Quello di Underground è anche un Kusturica che, più esplicitamente che altrove, lascia filtrare la Storia, e cioè la realtà, nella finzione scenica del suo racconto, inserendo frammenti di filmati di repertorio (i bombardamenti a Belgrado, l’arrivo dei tedeschi in Jugoslavia, i funerali di Tito…) che fanno da contraltare alle sue visioni più sfrenate (come la fuga iniziale degli animali dallo zoo bombardato, con l’elefante che, a zonzo per Belgrado, arriva fino a casa di Nero) e alle sue burle (cito almeno la scena in cui la scimmia di Ivan si impadronisce del carro armato, seminando il panico nel rifugio). La Storia, dunque, nel cinema di Kusturica ha un peso rilevante, e irrompe inesorabile nelle storie dei suoi personaggi condizionandone il corso e aprendo squarci di realtà in un mondo immaginario che appare – ma non lo è! – spensierato e, a suo modo, innocente.

Ma l’ultima parola, in Underground, spetta tuttavia alla fantasia: l’invenzione più ardita, lo scatto surreale più audace, la quintessenza della visionarietà kusturicana arriva infatti nel finale, che ha diviso e divide tuttora sia il pubblico che la critica. Personalmente, trovo che una tale fuga nell’irrazionale fosse probabilmente l’unica risposta, l’unica reazione possibile di fronte a un evento – quello della guerra civile jugoslava – impossibile da comprendere e accettare facendo appello alla ragione. E’ l’ultimo sogno, l’ultima “festa” prima della fine, in attesa di un nuovo inizio, di un ricominciare da zero senza più alcun punto di riferimento: dove approderà l’isolotto/Jugoslavia alla deriva sul Danubio?
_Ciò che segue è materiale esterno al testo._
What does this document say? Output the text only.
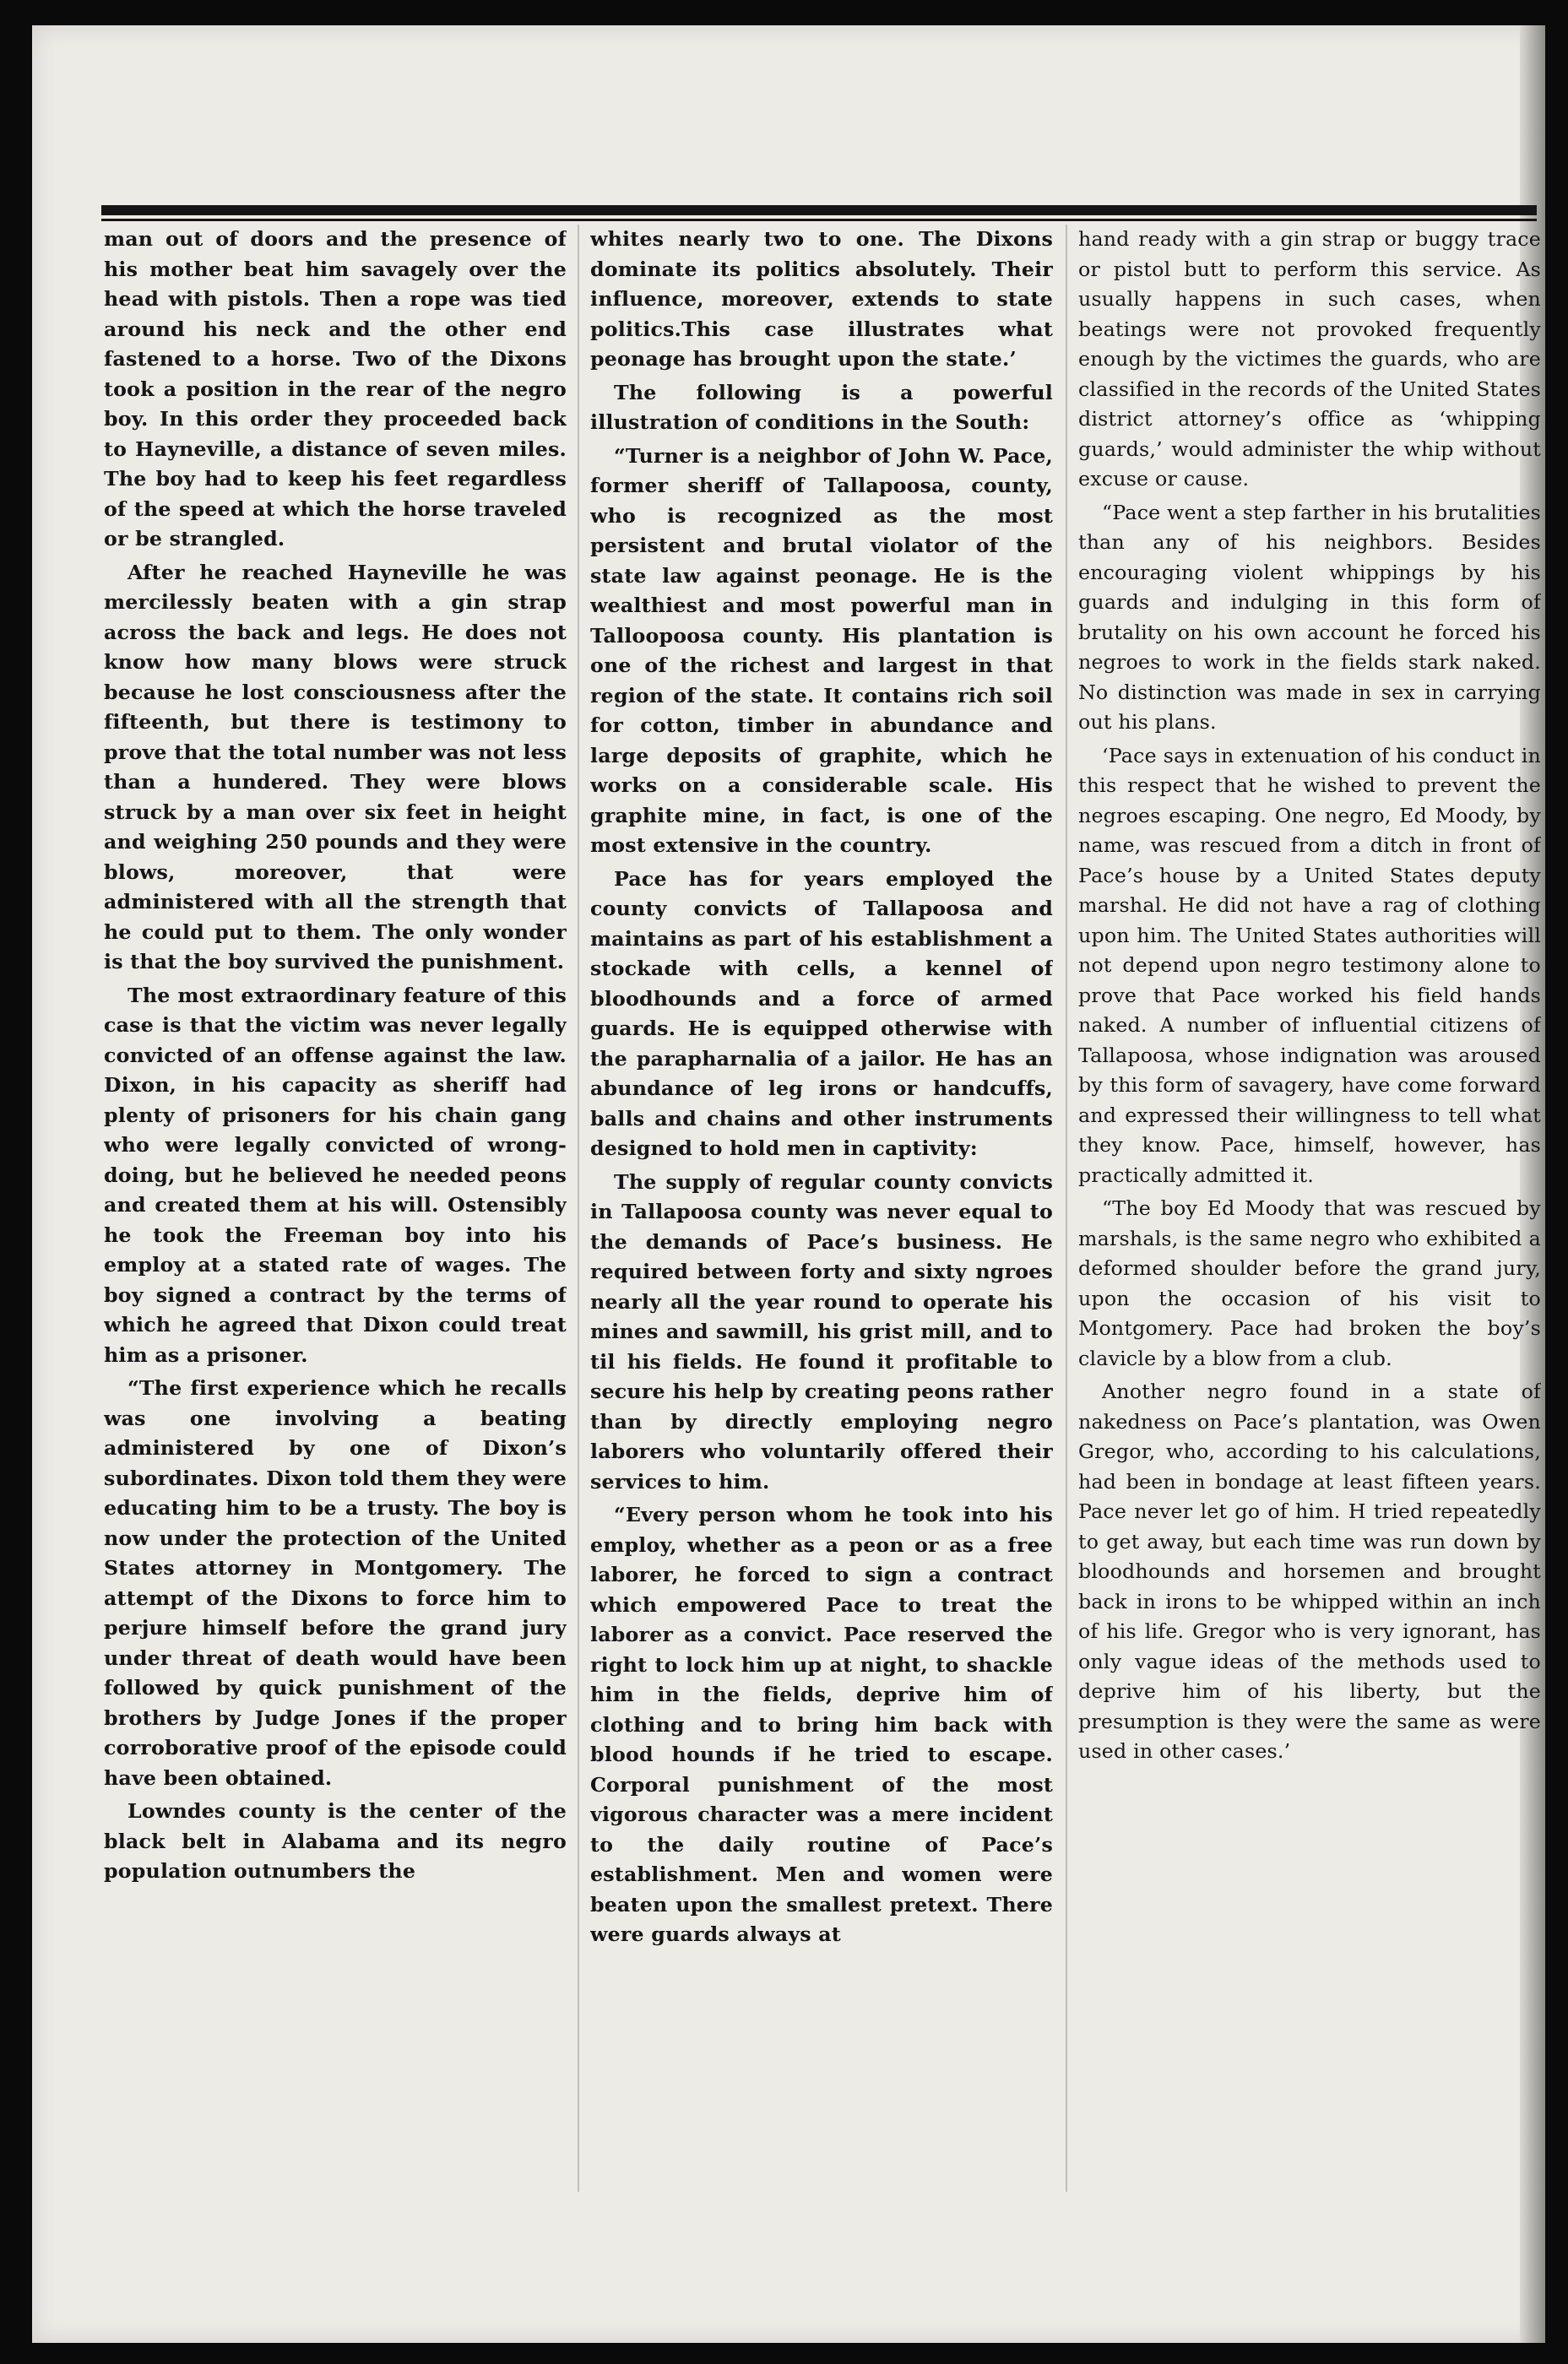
man out of doors and the presence of his mother beat him savagely over the head with pistols. Then a rope was tied around his neck and the other end fastened to a horse. Two of the Dixons took a position in the rear of the negro boy. In this order they proceeded back to Hayneville, a distance of seven miles. The boy had to keep his feet regardless of the speed at which the horse traveled or be strangled.

After he reached Hayneville he was mercilessly beaten with a gin strap across the back and legs. He does not know how many blows were struck because he lost consciousness after the fifteenth, but there is testimony to prove that the total number was not less than a hundered. They were blows struck by a man over six feet in height and weighing 250 pounds and they were blows, moreover, that were administered with all the strength that he could put to them. The only wonder is that the boy survived the punishment.

The most extraordinary feature of this case is that the victim was never legally convicted of an offense against the law. Dixon, in his capacity as sheriff had plenty of prisoners for his chain gang who were legally convicted of wrong-doing, but he believed he needed peons and created them at his will. Ostensibly he took the Freeman boy into his employ at a stated rate of wages. The boy signed a contract by the terms of which he agreed that Dixon could treat him as a prisoner.

“The first experience which he recalls was one involving a beating administered by one of Dixon’s subordinates. Dixon told them they were educating him to be a trusty. The boy is now under the protection of the United States attorney in Montgomery. The attempt of the Dixons to force him to perjure himself before the grand jury under threat of death would have been followed by quick punishment of the brothers by Judge Jones if the proper corroborative proof of the episode could have been obtained.

Lowndes county is the center of the black belt in Alabama and its negro population outnumbers the

whites nearly two to one. The Dixons dominate its politics absolutely. Their influence, moreover, extends to state politics.This case illustrates what peonage has brought upon the state.’

The following is a powerful illustration of conditions in the South:

“Turner is a neighbor of John W. Pace, former sheriff of Tallapoosa, county, who is recognized as the most persistent and brutal violator of the state law against peonage. He is the wealthiest and most powerful man in Talloopoosa county. His plantation is one of the richest and largest in that region of the state. It contains rich soil for cotton, timber in abundance and large deposits of graphite, which he works on a considerable scale. His graphite mine, in fact, is one of the most extensive in the country.

Pace has for years employed the county convicts of Tallapoosa and maintains as part of his establishment a stockade with cells, a kennel of bloodhounds and a force of armed guards. He is equipped otherwise with the parapharnalia of a jailor. He has an abundance of leg irons or handcuffs, balls and chains and other instruments designed to hold men in captivity:

The supply of regular county convicts in Tallapoosa county was never equal to the demands of Pace’s business. He required between forty and sixty ngroes nearly all the year round to operate his mines and sawmill, his grist mill, and to til his fields. He found it profitable to secure his help by creating peons rather than by directly employing negro laborers who voluntarily offered their services to him.

“Every person whom he took into his employ, whether as a peon or as a free laborer, he forced to sign a contract which empowered Pace to treat the laborer as a convict. Pace reserved the right to lock him up at night, to shackle him in the fields, deprive him of clothing and to bring him back with blood hounds if he tried to escape. Corporal punishment of the most vigorous character was a mere incident to the daily routine of Pace’s establishment. Men and women were beaten upon the smallest pretext. There were guards always at

hand ready with a gin strap or buggy trace or pistol butt to perform this service. As usually happens in such cases, when beatings were not provoked frequently enough by the victimes the guards, who are classified in the records of the United States district attorney’s office as ‘whipping guards,’ would administer the whip without excuse or cause.

“Pace went a step farther in his brutalities than any of his neighbors. Besides encouraging violent whippings by his guards and indulging in this form of brutality on his own account he forced his negroes to work in the fields stark naked. No distinction was made in sex in carrying out his plans.

‘Pace says in extenuation of his conduct in this respect that he wished to prevent the negroes escaping. One negro, Ed Moody, by name, was rescued from a ditch in front of Pace’s house by a United States deputy marshal. He did not have a rag of clothing upon him. The United States authorities will not depend upon negro testimony alone to prove that Pace worked his field hands naked. A number of influential citizens of Tallapoosa, whose indignation was aroused by this form of savagery, have come forward and expressed their willingness to tell what they know. Pace, himself, however, has practically admitted it.

“The boy Ed Moody that was rescued by marshals, is the same negro who exhibited a deformed shoulder before the grand jury, upon the occasion of his visit to Montgomery. Pace had broken the boy’s clavicle by a blow from a club.

Another negro found in a state of nakedness on Pace’s plantation, was Owen Gregor, who, according to his calculations, had been in bondage at least fifteen years. Pace never let go of him. H tried repeatedly to get away, but each time was run down by bloodhounds and horsemen and brought back in irons to be whipped within an inch of his life. Gregor who is very ignorant, has only vague ideas of the methods used to deprive him of his liberty, but the presumption is they were the same as were used in other cases.’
Le risposte, come al solito, le ha date la Storia, ma in quel 1995 la ferita era ancora troppo recente per far sì che ci si potesse riflettere sopra con la dovuta lucidità.

Già detto del fondamentale apporto della colonna sonora firmata da Goran Bregovic, è giusto sottolineare anche la grande prova degli attori, in particolare dei due protagonisti Miki Manojlovic (già in Papà… è in viaggio d’affari e poi anche in Gatto nero, gatto bianco) e Lazar Ristovski,   entrambi in totale simbiosi con lo spirito tragicomico del regista. Slavko Stimac, che qui interpreta Ivan, tornerà a recitare per Kusturica nell’ambizioso ma non del tutto riuscito La vita è un miracolo (2004).

Per chiudere, tre curiosità sul film: di Underground esiste una versione televisiva più estesa (una miniserie di cinque ore) intitolata C’era una volta un paese; il regista si concede un inatteso cameo verso la fine: è il militare che contratta il prezzo delle armi con Marko; il film è stato presentato al Festival di Cannes sotto la bandiera della Comunità Europea, indicata come “paese di produzione” per volere dello stesso Kusturica.